Trip to Asia En quête d'harmonie

Réalisé par Thomas Grube (2008)

Documentaire musical
Trip to Asia En quête d'harmonie
Durée 112 minutes
Sortie 29/10/2008
Note 7/10

En novembre 2005, l'Orchestre Philharmonique de Berlin, sous la direction de Sir Simon Rattle, s'embarque pour une tournée asiatique de trois semaines. Au programme : Beijing, Séoul, Shanghai, Hong Kong, Taipei et Tokyo, et les partitions de Beethoven, Richard Strauss et Thomas Adès.

La critique

Par Tootpadu 22/09/2008

Ce documentaire splendide est en quelque sorte le pendant allemand de Couleurs d'orchestre de Marie-Claude Treilhou, sorti sept mois plus tôt. Sauf que le ton honnête de ce dernier, centré sur les périodes de répétition et les tracas administratifs, prend tout de suite un air plus besogneux en comparaison avec la flamboyance de la tournée de l'orchestre allemand. En dépit de leurs sujets quasiment identiques, ces deux documentaires se distinguent donc clairement par l'aspect du travail orchestral qu'ils étudient : la tâche studieuse au jour le jour pour l'un, ou la consécration éclatante pour l'autre.
En plus, le style visuel de Thomas Grube est plus marqué que celui de la réalisatrice française. Grube sait en effet tirer une beauté visuelle saisissante autant des musiciens en exercice, que des motifs urbains des villes, où ils font escale. Les nombreuses interventions des artistes dressent un portrait presqu'intimiste de la vie d'un musicien de très haut niveau. Sans tomber ni dans l'hagiographie, ni dans le récit nombriliste, ces hommes et ces femmes, pour la plupart membres de l'Orchestre Philharmonique de Berlin depuis longtemps et à vie, évoquent leur travail avec une lucidité et une humilité impressionnantes.
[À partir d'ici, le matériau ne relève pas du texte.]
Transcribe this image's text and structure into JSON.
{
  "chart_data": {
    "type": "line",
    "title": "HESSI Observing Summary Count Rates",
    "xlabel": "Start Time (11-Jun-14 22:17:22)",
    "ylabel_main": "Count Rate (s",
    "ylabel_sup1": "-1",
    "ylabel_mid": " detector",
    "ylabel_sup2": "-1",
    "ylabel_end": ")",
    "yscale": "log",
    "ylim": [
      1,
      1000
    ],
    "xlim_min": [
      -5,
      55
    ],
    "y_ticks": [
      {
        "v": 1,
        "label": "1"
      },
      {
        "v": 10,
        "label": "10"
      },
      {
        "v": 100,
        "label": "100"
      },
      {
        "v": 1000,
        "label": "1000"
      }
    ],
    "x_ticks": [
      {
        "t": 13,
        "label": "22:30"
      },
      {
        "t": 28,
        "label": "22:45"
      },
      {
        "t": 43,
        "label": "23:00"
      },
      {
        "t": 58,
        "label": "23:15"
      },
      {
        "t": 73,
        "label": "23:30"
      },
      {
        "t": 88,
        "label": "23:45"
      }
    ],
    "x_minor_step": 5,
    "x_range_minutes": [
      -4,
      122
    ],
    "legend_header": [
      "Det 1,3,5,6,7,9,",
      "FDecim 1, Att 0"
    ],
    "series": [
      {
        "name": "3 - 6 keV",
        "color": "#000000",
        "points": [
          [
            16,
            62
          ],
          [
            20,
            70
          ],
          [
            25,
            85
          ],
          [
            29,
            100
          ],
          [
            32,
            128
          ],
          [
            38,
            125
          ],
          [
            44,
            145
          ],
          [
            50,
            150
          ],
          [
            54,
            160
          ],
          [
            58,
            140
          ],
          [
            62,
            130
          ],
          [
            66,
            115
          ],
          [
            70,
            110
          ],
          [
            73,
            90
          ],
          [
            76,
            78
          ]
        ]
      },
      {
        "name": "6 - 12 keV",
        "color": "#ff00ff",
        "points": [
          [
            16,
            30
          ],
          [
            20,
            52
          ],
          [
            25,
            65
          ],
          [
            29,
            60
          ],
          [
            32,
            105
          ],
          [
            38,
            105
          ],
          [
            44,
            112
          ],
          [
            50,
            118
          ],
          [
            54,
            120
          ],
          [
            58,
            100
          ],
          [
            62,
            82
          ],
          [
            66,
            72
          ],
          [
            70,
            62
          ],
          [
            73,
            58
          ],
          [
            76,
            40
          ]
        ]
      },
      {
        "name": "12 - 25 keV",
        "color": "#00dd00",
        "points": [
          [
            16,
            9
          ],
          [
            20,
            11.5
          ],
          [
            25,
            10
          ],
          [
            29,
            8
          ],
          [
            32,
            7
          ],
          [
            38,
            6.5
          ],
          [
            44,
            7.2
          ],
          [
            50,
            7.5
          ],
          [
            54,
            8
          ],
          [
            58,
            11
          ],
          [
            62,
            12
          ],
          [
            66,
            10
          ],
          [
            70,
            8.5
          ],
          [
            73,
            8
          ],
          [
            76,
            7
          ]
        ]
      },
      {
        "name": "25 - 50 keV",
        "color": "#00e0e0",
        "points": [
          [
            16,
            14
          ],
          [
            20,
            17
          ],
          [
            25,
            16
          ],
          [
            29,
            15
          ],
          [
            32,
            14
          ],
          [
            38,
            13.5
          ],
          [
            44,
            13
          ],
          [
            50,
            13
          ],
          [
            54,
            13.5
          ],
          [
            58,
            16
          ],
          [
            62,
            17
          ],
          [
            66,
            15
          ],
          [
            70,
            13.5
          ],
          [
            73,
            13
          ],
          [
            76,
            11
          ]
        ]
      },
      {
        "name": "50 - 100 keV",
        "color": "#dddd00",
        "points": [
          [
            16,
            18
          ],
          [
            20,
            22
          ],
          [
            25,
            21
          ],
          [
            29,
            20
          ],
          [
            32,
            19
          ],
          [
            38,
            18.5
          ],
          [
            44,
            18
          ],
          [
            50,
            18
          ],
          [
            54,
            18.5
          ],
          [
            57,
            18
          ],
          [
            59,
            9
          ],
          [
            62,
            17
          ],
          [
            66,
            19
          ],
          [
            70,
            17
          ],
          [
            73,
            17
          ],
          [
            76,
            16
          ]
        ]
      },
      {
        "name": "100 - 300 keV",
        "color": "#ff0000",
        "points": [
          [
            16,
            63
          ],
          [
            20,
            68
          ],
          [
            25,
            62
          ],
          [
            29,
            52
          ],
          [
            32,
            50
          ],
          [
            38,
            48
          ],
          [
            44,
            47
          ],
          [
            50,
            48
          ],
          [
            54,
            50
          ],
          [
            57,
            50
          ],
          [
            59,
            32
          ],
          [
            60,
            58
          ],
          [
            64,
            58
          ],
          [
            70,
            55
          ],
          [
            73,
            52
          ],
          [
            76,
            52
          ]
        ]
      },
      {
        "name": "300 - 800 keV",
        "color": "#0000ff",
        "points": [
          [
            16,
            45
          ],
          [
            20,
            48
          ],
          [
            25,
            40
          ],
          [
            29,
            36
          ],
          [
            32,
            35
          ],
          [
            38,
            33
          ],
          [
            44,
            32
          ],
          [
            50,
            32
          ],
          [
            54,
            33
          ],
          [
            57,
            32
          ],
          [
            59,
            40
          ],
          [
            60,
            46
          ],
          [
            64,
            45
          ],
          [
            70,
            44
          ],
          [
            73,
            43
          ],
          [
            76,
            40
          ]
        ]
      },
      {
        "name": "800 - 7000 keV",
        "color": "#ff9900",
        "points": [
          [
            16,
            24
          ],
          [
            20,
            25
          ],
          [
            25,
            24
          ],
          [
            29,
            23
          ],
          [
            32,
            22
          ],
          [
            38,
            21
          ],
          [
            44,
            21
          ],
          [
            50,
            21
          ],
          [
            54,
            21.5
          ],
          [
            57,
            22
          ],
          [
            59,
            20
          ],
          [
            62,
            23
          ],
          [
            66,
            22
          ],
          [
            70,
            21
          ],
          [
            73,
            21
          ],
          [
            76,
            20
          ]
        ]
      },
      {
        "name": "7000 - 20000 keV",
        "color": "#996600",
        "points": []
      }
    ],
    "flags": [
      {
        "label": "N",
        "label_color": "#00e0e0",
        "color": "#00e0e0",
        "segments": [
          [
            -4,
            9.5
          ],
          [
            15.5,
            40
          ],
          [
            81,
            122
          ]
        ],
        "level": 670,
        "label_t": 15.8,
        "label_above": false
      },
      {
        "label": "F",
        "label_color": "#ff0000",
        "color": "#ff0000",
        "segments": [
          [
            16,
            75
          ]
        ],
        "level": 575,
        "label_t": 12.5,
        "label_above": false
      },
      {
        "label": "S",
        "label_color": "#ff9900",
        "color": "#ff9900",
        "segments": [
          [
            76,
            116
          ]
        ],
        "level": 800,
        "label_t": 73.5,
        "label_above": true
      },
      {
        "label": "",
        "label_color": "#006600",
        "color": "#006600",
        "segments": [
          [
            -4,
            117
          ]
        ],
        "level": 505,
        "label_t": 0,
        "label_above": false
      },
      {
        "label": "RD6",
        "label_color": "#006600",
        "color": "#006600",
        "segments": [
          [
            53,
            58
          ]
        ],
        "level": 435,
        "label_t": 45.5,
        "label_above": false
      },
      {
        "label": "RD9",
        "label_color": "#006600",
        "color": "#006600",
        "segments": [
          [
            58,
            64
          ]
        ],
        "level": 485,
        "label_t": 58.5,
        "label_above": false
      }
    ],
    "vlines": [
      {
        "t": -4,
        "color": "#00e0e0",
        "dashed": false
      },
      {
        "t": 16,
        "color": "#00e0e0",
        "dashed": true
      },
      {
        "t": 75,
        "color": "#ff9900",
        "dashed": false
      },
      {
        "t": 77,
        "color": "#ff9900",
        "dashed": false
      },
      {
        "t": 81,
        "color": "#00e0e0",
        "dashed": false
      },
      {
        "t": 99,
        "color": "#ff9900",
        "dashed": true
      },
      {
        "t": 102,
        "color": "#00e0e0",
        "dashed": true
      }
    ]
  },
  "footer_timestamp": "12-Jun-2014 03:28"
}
Et ils insistent bien sur les trois points requis pour atteindre leur niveau d'excellence : le talent, la volonté et la détermination.
Il y a juste deux petits bémols dans ce documentaire autrement tout à fait vigoureux. D'un, le côté purement musical de l'entreprise passe un peu trop à l'arrière-plan, par rapport aux interventions verbales, en voix-off, des musiciens. Celles-ci interrompent en effet invariablement chaque passage musical, au point d'empêcher le spectateur de se plonger corps, âme et oreilles dans l'exécution majestueuse des différents morceaux de Beethoven, Strauss et Adès. Et de deux, la structure du film arrive déjà au paroxysme émotionnel lors de l'ovation publique à Taipei. Même si le passage à Tokyo prend une tournure plus nostalgique, il ne ressemble alors plus qu'à un épilogue un brin artificiel, inclus dans le seul objectif de suivre l'intégralité de la tournée.